Как много света и цвета вокруг: кармина, голубизны, зелени, золота. Город сверкает и искрится, словно его обмакнули в радугу. Я мог бы оттолкнуться ногами от асфальта и воспарить туда, где в чистой синей воде резвятся серебряные рыбки облаков. А внизу полыхают всеми оттенками красного черепичные крыши, отчего кажется, будто летишь над засеянным маками полем. Но я люблю идти в толпе. Среди вас. Мне нравится быть беззащитным и прозрачным для ваших взглядов. И — хотя вы не можете увидеть улыбку на моем лице — я знаю, что вы чувствуете мое присутствие, как чувствует спящий прикосновение солнечного луча к закрытым векам.
Конечно, мне ничего не стоит уплотниться и стать видимым, но тогда солнце для меня померкнет и мир нырнет в темноту. Два состояния, которые невозможно совместить: или — или, третьего не дано. Потому что в жизни я обыкновенный пятнадцатилетний мальчик, от рождения незрячий. Я никогда не видел своего отражения в зеркале, но говорят, что у меня черные волосы, бледное лицо и нос с благородной горбинкой. А глаза... Не все ли равно, какого цвета глаза, если они всегда спрятаны за черными стеклами? У слепых неприятный взгляд.
Я родился во тьме, плотной и тяжелой, как сырая глина. Она душила меня, обволакивала тошнотворным запахом прелой листвы и гниющих под дождем яблок. И, точно жук, барахтающийся в липком навозе, я рыл в ней бесчисленные тоннели. Снова и снова. Уже все пространство вокруг было исчеркано сетью кротовых ходов, по которым я перемещался: сначала — в пределах квартиры. Потом, с мамой за ручку, стал осторожно выходить из дома, чтобы послушать, как шепчется ветер в мохнатых ветвях лиственниц и скатываются звонкие горошины дождя с крыши подъезда.
Я жил в кромешном мраке — странное, лишенное человеческого облика создание, нечто среднее между дождевым червем и землеройкой. Таким я ощущал себя внутри; разумеется, окружающие видели во мне обычного мальчика-инвалида, обделенного судьбой и достойного жалости.
Но несчастным я не был. А был окружен любовью, она омывала мое вмерзшее в черный лед слепоты тело, словно море песчаный берег. Я дышал ею, как воздухом, и пил ее, как воду, заглушая терпкий, набивший оскомину привкус болотной жижи.
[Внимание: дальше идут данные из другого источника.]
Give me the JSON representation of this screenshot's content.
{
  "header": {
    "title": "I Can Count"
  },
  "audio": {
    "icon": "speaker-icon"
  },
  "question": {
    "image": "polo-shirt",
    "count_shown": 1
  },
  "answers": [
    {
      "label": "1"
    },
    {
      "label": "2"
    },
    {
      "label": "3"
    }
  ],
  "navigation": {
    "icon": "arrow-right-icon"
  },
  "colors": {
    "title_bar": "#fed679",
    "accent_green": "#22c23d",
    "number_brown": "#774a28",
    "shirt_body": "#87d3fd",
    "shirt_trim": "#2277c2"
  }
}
Она противостояла темноте, но не разрушала, а оплодотворяла ее, точно теплая влага — дремлющее во чреве земли семя. И, разбуженный ее прикосновением, я чувствовал себя хрупким побегом, тянущимся к горячему, живому солнцу.
Так из копошащейся в зловонном перегное личинки я превратился в растущий цветок... но ни один цветок, даже самый неприхотливый, не может распуститься во тьме. И невыносимая жажда света охватила все мое существо. Такая яркая и острая, что почти причиняла боль. Я расспрашивал взрослых о причине моей слепоты, и они говорили удивительные вещи. Об инфекции, болезни, о судьбе и божьем промысле. О карме и моей неведомой вине перед кем-то мне незнакомым. А отец мой сказал: ты родился слепым, потому что в прошлой жизни отказывался смотреть правде в лицо. Он прав — я тогда подумал — никогда больше не буду жить с закрытыми глазами. Что бы ни случилось. Правда, я тебя не боюсь!
Я тогда еще не знал, на что похож свет. Он казался мне чем-то вроде горячего ветра, который пронизывает насквозь, выдувая черноту из всех пор, пока не сделает тебя прозрачным и легким, будто танцующая в бокале с вином льдинка.
Мне едва исполнилось семь лет, когда впервые произошло это чудо. Я лежал в постели, зарывшись, как в сугроб, в теплые одеяла — в комнате было холодно — и медленно просыпался. Лежал с закрытыми глазами и представлял, как охватывает меня жестокий ветер, стремительный и сильный, стискивает в нечеловеческом объятии, плющит, просеивает сквозь решето мелких, обжигающих игл.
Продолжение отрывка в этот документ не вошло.